Press Release - OCTOBER 09, 2018
A.M. Best Revises Outlooks to Stable for Aspire General Insurance Company
FOR IMMEDIATE RELEASE
OLDWICK - OCTOBER 09, 2018
The ratings reflect Aspire General’s balance sheet strength, which A.M. Best categorizes as adequate, as well as its marginal operating performance, limited business profile and appropriate enterprise risk management.
The revised outlooks to stable from negative reflect Aspire General’s strong risk-adjusted capitalization, improved operating performance in recent years and senior management’s operating experience and in-depth knowledge of California’s private passenger non-standard automobile market. Additionally, the company is technologically advanced for its size and utilizes predictive analytics in decision making with a heavy emphasis on managing loss frequency. Furthermore, data analytics and point-of-sale tools are used to quickly target profitable segments and swiftly react to new business rate needs. Lastly, ownership has contributed capital to Aspire General in recent years to support new business growth, along with increasing its quota share cession in 2018 for surplus relief.

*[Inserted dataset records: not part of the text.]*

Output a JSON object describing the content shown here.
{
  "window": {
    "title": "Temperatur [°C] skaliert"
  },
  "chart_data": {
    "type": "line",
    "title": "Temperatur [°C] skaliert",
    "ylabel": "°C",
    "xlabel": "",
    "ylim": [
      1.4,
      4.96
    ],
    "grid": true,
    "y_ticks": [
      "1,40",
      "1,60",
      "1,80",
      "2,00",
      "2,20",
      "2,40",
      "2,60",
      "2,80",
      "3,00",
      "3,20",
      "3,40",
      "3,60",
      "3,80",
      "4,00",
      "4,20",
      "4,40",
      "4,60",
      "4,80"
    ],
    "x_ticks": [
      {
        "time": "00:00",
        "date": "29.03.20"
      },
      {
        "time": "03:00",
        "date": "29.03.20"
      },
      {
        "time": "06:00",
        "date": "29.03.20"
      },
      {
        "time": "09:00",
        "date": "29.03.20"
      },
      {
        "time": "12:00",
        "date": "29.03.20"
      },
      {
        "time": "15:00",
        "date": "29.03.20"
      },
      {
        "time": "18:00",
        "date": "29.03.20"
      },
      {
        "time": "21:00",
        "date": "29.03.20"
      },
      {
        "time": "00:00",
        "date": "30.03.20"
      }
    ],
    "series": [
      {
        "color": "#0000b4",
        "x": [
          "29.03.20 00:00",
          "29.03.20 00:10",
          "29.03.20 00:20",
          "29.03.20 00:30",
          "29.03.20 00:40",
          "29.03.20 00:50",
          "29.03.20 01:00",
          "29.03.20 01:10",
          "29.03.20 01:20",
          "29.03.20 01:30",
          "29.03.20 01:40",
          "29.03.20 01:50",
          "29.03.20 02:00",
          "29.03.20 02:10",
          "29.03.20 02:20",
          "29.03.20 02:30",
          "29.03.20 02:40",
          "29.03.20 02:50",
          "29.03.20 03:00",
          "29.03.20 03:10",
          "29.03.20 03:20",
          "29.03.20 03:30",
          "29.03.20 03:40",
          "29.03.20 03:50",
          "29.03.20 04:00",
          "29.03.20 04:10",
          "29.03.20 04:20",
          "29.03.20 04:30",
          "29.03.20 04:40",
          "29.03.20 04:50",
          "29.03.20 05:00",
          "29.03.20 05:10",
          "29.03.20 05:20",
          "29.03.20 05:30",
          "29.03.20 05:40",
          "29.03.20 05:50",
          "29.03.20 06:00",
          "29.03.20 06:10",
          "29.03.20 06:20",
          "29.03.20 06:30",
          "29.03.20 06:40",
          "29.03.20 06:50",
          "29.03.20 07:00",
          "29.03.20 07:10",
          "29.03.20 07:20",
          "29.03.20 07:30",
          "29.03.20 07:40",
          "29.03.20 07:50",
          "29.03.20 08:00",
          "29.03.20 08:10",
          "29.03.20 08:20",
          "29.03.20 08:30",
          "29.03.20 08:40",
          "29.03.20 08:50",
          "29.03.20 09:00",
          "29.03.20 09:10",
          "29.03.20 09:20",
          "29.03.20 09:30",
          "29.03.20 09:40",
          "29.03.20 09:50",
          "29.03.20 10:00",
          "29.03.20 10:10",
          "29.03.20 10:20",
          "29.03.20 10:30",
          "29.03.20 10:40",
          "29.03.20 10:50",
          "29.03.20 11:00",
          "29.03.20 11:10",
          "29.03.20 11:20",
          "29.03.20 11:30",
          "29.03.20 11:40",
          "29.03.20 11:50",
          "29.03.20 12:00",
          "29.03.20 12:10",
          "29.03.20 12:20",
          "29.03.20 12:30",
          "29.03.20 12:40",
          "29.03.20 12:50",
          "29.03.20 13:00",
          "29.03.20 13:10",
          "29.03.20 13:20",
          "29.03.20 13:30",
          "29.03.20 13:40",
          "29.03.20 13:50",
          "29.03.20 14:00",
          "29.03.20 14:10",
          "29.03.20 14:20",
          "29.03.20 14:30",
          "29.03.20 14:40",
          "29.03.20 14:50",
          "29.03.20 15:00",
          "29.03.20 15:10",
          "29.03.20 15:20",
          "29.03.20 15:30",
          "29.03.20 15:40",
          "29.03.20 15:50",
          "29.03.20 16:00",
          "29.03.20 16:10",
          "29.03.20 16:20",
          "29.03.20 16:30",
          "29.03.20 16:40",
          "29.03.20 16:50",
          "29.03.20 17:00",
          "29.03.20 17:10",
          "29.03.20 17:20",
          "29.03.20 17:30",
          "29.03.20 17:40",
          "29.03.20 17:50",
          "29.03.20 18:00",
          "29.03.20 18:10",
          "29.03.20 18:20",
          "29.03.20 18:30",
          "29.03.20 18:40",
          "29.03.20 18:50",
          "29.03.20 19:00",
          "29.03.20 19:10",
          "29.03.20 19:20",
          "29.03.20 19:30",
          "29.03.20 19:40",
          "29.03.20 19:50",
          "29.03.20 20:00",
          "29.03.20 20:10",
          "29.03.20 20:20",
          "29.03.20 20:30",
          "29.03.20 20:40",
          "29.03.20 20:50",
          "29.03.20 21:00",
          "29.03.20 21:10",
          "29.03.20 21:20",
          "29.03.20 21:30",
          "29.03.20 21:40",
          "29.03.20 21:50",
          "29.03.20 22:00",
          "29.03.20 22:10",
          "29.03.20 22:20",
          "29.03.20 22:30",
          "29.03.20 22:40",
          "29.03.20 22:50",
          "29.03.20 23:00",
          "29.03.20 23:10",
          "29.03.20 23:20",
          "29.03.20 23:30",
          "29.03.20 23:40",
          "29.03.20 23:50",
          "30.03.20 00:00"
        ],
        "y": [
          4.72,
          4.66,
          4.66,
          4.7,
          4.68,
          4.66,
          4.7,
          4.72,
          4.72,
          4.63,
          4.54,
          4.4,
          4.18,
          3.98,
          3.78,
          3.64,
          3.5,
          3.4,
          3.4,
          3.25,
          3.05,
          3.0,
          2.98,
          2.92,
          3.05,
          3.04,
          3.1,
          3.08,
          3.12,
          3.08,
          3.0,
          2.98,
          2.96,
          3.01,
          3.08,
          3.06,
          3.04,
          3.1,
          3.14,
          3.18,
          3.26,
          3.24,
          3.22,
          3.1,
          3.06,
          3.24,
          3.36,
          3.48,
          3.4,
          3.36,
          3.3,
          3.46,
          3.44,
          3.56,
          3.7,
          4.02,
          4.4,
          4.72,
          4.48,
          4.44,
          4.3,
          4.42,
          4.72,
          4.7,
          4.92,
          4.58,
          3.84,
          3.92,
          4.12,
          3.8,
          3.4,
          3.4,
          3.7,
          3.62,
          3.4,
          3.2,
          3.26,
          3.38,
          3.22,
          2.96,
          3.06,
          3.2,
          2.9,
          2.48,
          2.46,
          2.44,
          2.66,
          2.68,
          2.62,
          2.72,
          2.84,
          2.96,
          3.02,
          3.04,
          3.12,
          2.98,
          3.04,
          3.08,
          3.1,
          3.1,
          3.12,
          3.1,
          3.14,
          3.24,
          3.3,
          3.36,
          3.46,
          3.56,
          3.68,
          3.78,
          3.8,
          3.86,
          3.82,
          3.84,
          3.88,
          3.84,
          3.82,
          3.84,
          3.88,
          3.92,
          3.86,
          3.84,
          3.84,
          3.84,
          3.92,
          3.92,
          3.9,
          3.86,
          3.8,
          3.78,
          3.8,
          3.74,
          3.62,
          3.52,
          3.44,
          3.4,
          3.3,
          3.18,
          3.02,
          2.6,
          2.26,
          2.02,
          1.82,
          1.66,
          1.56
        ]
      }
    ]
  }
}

Partially offsetting these positive ratings factors are Aspire General’s above-average underwriting leverage, below-average liquidity measures and high reinsurance dependence. The company also has execution risk as a start-up, associated with growing its private passenger non-standard automobile book of business, a segment in which smaller insurance writers have experienced a material deterioration in operating results and policyholders’ surplus in recent years. The general deterioration in the non-standard automobile line of business has been partially driven by economic conditions, significant price competition and adverse selection from large personal automobile writers with greater scale and pricing granularity.